Despite a lack of Red Sea activity reported this week, Middle East Gulf markets are buzzing with imports and exports of various grades and types of base oil. An Iranian cargo of Group I premium SN500 is ready to load out of Bandar Abbas for receivers in United Arab Emirates. This cargo may also include oils for the West Coast of India and Pakistan, should there not be sufficient storage in Sharjah, U.A.E. Sepahan Oils plant is coming back on stream, so more parcels of SN500 are expected to move to local destinations the U.A.E., Mumbai and Karachi.

Prices are reviewed again this week, and nominal estimates for FOB levels work out to $675/t for premium SN500.

A cargo of around 20,000 tons of Group III base oils from Al Ruwais has been nominated to load in two or three shipments for Mumbai anchorage, probably before the end of this month. The notion for further supplies of Group III base oils moving into Nigeria is on the table and may be considered for loading around the end of October. This news comes from sources in West Africa awaiting the arrival of the first such cargo, which is due to arrive during the second half of October and which is being quoted at $884/t, CFR/CIF Apapa, Nigeria.

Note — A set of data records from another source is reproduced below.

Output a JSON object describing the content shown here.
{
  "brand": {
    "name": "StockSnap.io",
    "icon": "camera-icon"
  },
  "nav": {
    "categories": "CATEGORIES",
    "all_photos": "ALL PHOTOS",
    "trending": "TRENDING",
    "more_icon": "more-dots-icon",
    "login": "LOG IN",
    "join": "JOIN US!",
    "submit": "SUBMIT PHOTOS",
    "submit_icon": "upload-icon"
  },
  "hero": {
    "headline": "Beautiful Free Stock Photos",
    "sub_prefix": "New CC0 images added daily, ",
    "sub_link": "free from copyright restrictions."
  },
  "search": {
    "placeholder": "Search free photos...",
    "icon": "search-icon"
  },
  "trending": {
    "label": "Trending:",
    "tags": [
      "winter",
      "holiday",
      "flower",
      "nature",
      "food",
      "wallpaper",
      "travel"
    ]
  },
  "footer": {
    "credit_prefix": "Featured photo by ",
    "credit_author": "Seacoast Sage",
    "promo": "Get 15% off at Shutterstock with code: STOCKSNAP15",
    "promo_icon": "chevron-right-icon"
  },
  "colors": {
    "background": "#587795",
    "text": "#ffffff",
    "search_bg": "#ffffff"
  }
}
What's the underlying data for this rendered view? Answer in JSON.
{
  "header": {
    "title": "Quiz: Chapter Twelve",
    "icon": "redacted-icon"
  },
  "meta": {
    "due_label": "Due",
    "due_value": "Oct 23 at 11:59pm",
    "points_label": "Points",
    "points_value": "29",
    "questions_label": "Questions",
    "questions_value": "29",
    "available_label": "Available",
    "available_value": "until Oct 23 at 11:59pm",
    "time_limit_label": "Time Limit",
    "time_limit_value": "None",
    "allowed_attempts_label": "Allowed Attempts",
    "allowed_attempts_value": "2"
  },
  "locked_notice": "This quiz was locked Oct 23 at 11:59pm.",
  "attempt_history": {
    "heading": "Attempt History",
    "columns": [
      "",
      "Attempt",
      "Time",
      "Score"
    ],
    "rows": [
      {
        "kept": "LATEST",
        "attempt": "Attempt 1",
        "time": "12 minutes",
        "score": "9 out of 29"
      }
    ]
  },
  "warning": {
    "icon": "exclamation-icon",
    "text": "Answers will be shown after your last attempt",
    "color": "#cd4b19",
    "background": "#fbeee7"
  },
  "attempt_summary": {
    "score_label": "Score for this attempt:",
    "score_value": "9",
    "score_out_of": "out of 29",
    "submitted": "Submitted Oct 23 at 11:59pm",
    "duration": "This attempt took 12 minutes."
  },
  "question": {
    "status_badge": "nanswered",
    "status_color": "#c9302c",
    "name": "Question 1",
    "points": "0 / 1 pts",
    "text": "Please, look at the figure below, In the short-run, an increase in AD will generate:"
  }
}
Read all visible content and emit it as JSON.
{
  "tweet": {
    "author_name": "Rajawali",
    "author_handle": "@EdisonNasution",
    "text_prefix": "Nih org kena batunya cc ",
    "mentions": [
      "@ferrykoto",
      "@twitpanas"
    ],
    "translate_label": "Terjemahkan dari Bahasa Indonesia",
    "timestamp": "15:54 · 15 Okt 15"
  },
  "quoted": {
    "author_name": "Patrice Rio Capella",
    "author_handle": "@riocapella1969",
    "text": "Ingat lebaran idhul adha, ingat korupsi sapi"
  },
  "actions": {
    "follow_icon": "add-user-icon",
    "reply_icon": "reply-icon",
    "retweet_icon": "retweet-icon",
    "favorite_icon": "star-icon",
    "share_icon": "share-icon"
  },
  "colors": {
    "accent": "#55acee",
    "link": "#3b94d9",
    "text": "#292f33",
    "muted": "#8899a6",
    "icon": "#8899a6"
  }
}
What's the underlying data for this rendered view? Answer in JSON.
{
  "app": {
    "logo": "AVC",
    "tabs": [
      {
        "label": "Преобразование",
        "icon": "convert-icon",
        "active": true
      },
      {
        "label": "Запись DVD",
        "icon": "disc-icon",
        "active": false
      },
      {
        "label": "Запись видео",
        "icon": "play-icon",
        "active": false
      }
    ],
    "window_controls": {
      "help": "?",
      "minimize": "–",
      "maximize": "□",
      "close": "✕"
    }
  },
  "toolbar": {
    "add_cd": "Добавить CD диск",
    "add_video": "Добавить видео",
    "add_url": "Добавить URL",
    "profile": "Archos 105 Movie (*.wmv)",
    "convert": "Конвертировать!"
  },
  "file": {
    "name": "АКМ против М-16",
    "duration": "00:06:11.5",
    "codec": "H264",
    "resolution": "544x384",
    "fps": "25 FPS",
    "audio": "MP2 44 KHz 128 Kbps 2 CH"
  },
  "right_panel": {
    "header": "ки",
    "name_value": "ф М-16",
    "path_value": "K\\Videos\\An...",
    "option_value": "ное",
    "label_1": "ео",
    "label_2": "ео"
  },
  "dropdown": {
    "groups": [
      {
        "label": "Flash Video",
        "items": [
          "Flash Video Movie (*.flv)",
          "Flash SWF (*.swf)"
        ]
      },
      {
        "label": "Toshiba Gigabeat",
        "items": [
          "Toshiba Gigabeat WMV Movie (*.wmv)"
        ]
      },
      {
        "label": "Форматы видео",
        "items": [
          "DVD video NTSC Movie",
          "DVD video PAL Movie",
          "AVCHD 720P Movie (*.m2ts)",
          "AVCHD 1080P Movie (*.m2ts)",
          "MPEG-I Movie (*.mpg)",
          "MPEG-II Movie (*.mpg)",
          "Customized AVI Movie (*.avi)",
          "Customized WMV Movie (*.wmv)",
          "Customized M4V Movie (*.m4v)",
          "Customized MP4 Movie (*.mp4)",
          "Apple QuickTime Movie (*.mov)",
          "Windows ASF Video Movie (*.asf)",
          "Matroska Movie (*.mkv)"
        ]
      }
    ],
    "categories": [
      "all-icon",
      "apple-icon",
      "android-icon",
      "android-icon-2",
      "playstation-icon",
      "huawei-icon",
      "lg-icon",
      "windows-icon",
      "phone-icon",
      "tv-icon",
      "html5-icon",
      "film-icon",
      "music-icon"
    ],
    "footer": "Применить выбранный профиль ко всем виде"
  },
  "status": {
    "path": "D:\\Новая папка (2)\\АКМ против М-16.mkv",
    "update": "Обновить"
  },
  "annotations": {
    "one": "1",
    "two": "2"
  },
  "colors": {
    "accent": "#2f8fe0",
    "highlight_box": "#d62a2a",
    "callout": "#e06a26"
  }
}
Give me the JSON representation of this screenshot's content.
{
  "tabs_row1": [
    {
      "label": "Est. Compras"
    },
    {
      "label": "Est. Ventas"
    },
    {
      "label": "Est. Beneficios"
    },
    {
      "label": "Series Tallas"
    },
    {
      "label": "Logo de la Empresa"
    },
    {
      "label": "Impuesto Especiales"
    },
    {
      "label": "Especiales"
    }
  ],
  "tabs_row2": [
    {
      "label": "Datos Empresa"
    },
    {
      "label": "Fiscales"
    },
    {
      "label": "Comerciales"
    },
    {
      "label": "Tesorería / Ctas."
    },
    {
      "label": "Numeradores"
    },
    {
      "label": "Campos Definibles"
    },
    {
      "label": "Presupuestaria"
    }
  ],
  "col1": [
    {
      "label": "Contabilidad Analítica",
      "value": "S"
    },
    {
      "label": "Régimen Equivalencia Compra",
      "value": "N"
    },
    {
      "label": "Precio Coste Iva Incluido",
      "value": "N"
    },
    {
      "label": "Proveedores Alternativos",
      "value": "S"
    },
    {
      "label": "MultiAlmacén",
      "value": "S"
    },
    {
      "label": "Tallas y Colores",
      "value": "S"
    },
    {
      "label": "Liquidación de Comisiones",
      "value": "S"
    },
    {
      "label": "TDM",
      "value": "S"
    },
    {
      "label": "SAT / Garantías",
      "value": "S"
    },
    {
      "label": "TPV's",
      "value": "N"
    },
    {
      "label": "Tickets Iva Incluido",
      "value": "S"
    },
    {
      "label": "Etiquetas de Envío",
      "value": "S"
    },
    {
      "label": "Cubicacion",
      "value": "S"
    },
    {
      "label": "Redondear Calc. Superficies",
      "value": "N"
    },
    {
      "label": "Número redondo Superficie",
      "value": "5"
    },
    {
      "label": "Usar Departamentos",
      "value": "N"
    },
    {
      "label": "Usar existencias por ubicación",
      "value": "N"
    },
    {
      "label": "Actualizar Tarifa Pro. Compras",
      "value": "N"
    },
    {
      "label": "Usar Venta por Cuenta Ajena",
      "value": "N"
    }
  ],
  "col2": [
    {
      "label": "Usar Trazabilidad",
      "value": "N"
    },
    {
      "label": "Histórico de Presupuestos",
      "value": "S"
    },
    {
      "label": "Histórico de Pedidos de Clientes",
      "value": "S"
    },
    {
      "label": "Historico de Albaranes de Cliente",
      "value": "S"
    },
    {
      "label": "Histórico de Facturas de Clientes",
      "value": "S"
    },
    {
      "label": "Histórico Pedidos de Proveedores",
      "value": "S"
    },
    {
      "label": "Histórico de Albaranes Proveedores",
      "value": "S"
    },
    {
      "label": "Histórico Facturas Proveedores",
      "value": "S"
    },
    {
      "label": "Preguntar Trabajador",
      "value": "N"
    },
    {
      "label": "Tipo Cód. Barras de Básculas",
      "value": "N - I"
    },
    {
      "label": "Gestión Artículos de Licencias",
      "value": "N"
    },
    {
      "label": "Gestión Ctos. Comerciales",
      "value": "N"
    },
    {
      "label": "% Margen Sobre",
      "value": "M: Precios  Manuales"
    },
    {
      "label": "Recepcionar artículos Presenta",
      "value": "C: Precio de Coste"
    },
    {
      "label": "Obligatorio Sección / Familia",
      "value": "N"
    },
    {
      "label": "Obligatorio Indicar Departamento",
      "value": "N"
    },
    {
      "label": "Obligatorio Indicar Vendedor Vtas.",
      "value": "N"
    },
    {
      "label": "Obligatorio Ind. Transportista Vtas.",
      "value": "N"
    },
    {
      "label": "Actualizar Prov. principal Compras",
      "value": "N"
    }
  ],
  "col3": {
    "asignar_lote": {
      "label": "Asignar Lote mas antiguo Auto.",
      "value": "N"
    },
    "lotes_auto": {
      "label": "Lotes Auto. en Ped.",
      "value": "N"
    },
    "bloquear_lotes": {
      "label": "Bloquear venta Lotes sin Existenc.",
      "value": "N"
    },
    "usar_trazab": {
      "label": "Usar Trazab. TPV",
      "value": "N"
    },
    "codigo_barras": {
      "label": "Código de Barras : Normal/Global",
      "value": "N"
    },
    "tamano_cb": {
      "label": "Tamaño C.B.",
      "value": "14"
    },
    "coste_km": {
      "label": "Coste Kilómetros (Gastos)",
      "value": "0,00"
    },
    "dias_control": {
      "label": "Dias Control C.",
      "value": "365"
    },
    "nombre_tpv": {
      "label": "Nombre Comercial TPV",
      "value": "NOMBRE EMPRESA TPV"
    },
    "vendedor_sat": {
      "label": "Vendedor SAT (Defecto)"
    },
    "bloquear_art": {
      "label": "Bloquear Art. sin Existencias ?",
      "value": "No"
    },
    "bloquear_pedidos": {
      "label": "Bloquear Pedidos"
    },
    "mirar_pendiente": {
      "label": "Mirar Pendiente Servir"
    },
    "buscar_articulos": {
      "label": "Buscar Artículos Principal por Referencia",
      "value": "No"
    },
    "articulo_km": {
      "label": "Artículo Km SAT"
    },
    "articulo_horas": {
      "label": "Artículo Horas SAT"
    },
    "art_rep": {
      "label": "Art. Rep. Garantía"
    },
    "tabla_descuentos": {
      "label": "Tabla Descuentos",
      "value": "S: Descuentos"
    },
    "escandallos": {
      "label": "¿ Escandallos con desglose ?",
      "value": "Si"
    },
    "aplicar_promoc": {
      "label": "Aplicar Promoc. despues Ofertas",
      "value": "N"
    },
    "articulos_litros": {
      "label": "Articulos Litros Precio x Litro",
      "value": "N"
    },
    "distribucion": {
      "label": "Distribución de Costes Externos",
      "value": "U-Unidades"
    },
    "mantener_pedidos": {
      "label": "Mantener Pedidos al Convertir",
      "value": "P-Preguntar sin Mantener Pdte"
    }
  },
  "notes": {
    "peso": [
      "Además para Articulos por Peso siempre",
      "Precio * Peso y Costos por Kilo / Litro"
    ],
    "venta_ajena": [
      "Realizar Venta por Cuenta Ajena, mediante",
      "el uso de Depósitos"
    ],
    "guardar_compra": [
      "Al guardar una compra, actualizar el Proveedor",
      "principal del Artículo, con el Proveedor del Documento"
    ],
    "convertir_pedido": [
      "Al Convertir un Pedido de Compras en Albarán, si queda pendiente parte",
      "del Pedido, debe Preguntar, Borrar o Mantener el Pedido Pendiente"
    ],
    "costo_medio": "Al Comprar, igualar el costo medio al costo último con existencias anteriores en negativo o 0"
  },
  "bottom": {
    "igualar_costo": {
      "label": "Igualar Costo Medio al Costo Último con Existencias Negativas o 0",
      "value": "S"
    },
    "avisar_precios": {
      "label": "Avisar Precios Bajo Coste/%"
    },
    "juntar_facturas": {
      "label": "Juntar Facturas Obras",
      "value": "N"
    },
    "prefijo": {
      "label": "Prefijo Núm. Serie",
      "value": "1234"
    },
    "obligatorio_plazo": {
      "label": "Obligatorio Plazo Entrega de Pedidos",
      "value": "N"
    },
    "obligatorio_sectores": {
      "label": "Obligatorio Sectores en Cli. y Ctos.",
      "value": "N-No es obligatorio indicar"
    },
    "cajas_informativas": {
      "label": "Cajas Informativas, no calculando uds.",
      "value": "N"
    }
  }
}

Estimates of prices for Group III base oils from Middle East Gulf refiners are raised slightly higher this week due to estimates of landed values into the West Coast of India being increased from previous levels. These prices are calculated on a netback basis using prices reported by receivers in India, yielding estimates of around $665/t-$685/t for 4 and 6 cSt grades loading out of Al Ruwais. Four and 6 cSt oils offered by Neste from Sitra, are calculated to be at $745/t and 8 cSt oils at $715/t-$725/t.

Despite the large volumes being produced within the region, Group III is still moving into the Middle East Gulf from Malaysia, although this material is bound for Iran. This stem from strains between Iran and governments of other countries with Group III capacity.

Sources in Qatar report buying a parcel of Group II base oils from majors in South Korea, and whilst this trade has been a longstanding arrangement, it appears to have been some time since 4,000 tons of Group II reached those shores.

Group II imported from Far East and U.S. sources is still being offered out of storage on an FCA or truck-delivered basis. Prices are unchanged at $810/t-$825/t for light-vis grades and $825/t-$870/t for 500/600N, CIF Middle East Gulf locations, but they do face some upward pressure.


In West Africa markets, principally Nigeria, there are fewer cargoes this week, perhaps signaling the end to the recent two-month flurry. Nigerian buyers seeing prices start to rise will shy away from further large purchases of Group I. Reports from Apapa suggest that storage tanks are full and that additional purchases may be shelved until inventory in required around year-end, when Nigerian buyers will again look for seasonal bargains.

The U.S. Gulf Coast cargo of Group I grades which was programmed to load around the time of the hurricane has been fixed to load around the end of September. It will reflect lower prices since it was purchased some five weeks ago.

Prices delivered into Nigeria are unchanged this week after adjustments in the past couple reports. CIF/CFR prices for Group I base stocks are $780/t-$795/t for large quantities of SN150 and $865/t-$878/t for SN500/600. SN900 ex-Baltic is assessed at $948/t-$963/t and bright stock at $1,015/t-$1,055/t.